A través de la ley 13.010 materializó el deseo de los que venían batallando por establecer la igualdad política de las mujeres a través del voto.
“El derecho de sufragio femenino, no consiste tan solo en depositar la boleta en la urna.Consiste esencialmente en elevar a la mujer a la categoría de verdadera orientadora de la conciencia nacional”, proclamaba ella frente a la multitud que la escuchaba y la alentaba.
Ambicionó mucho más que el voto femenino,se dispuso a dejar de lado la invisibilización a la que se sometía a las mujeres al realizar los trabajos del hogar, y proponía la autonomía económica, brindándoles herramientas para que jamás fueran silenciadas u oprimidas, cómo lo habían sido muchas históricamente.

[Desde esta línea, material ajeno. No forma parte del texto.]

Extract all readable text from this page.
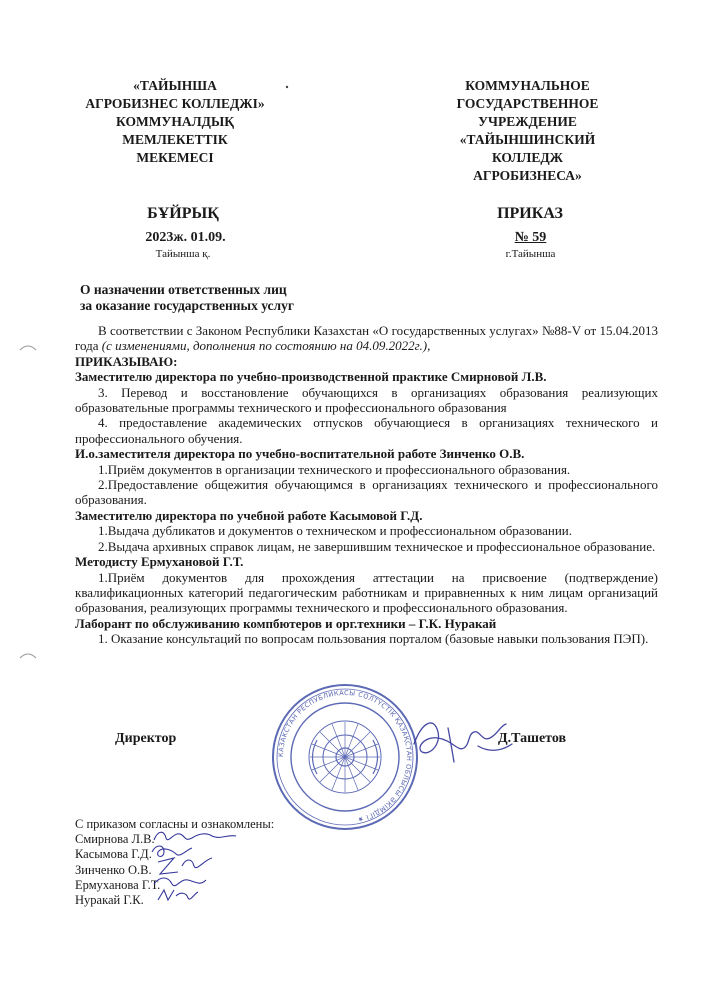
«ТАЙЫНША
АГРОБИЗНЕС КОЛЛЕДЖІ»
КОММУНАЛДЫҚ
МЕМЛЕКЕТТІК
МЕКЕМЕСІ
КОММУНАЛЬНОЕ
ГОСУДАРСТВЕННОЕ
УЧРЕЖДЕНИЕ
«ТАЙЫНШИНСКИЙ
КОЛЛЕДЖ
АГРОБИЗНЕСА»
БҰЙРЫҚ
2023ж. 01.09.
Тайынша қ.
ПРИКАЗ
№ 59
г.Тайынша
О назначении ответственных лиц
за оказание государственных услуг

В соответствии с Законом Республики Казахстан «О государственных услугах» №88-V от 15.04.2013 года (с изменениями, дополнения по состоянию на 04.09.2022г.),

ПРИКАЗЫВАЮ:

Заместителю директора по учебно-производственной практике Смирновой Л.В.

3. Перевод и восстановление обучающихся в организациях образования реализующих образовательные программы технического и профессионального образования

4. предоставление академических отпусков обучающиеся в организациях технического и профессионального обучения.

И.о.заместителя директора по учебно-воспитательной работе Зинченко О.В.

1.Приём документов в организации технического и профессионального образования.

2.Предоставление общежития обучающимся в организациях технического и профессионального образования.

Заместителю директора по учебной работе Касымовой Г.Д.

1.Выдача дубликатов и документов о техническом и профессиональном образовании.

2.Выдача архивных справок лицам, не завершившим техническое и профессиональное образование.

Методисту Ермухановой Г.Т.

1.Приём документов для прохождения аттестации на присвоение (подтверждение) квалификационных категорий педагогическим работникам и приравненных к ним лицам организаций образования, реализующих программы технического и профессионального образования.

Лаборант по обслуживанию компбютеров и орг.техники – Г.К. Нуракай

1. Оказание консультаций по вопросам пользования порталом (базовые навыки пользования ПЭП).

Директор	Д.Ташетов
КАЗАКСТАН РЕСПУБЛИКАСЫ СОЛТҮСТІК ҚАЗАҚСТАН ОБЛЫСЫ ӘКІМДІГІ ★
С приказом согласны и ознакомлены:
Смирнова Л.В.
Касымова Г.Д.
Зинченко О.В.
Ермуханова Г.Т.
Нуракай Г.К.
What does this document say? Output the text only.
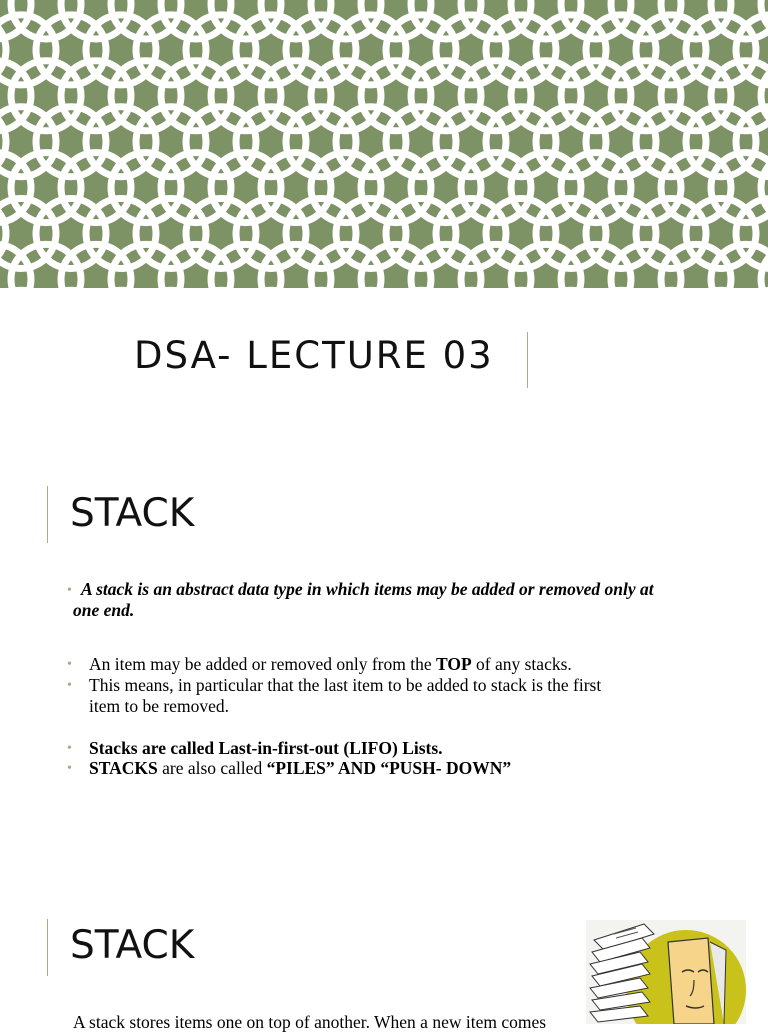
DSA- LECTURE 03
STACK
• A stack is an abstract data type in which items may be added or removed only at one end.

• An item may be added or removed only from the TOP of any stacks.

• This means, in particular that the last item to be added to stack is the first
item to be removed.

• Stacks are called Last-in-first-out (LIFO) Lists.

• STACKS are also called “PILES” AND “PUSH- DOWN”

STACK

A stack stores items one on top of another. When a new item comes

Cómo no iban a odiarla los opresores, los oligarcas, los machistas y clasistas? Se encontraron con el verdadero poder femenino, con una mujer que estaba cambiando la realidad de muchos, o casi todos, defendiendo a los que siempre habían sido menospreciado al igual que lo hacía su esposo, el General Perón.
Desde sus inicios, el Peronismo comenzó a cerrar brechas y a ver a cada persona como sujeto de derechos más allá de cualquier aspecto propiciando la inclusión y logrando el avance de un país como nadie lo había hecho.
Una mujer que nació pobre y que luchó asiduamente, pudo cambiar el destino de millones de mujeres, pudo cambiar sus miradas y sus vidas, transformando al Peronismo en el primer partido que había incluído al feminismo en sus líneas. Había comenzado abiertamente nuestro empoderamiento.
De nosotras depende avanzar.Su ejemplo y su lucha continúan y continuarán a través de cada Gobierno Peronista.
“Ha llegado la hora de la mujer que piensa, juzga, rechaza o acepta, y ha muerto la hora de la mujer que asiste aislada e impotente a la caprichosa elaboración política de los destinos de su país” (Evita).
(1) Militante Peronista del Frente Renovador.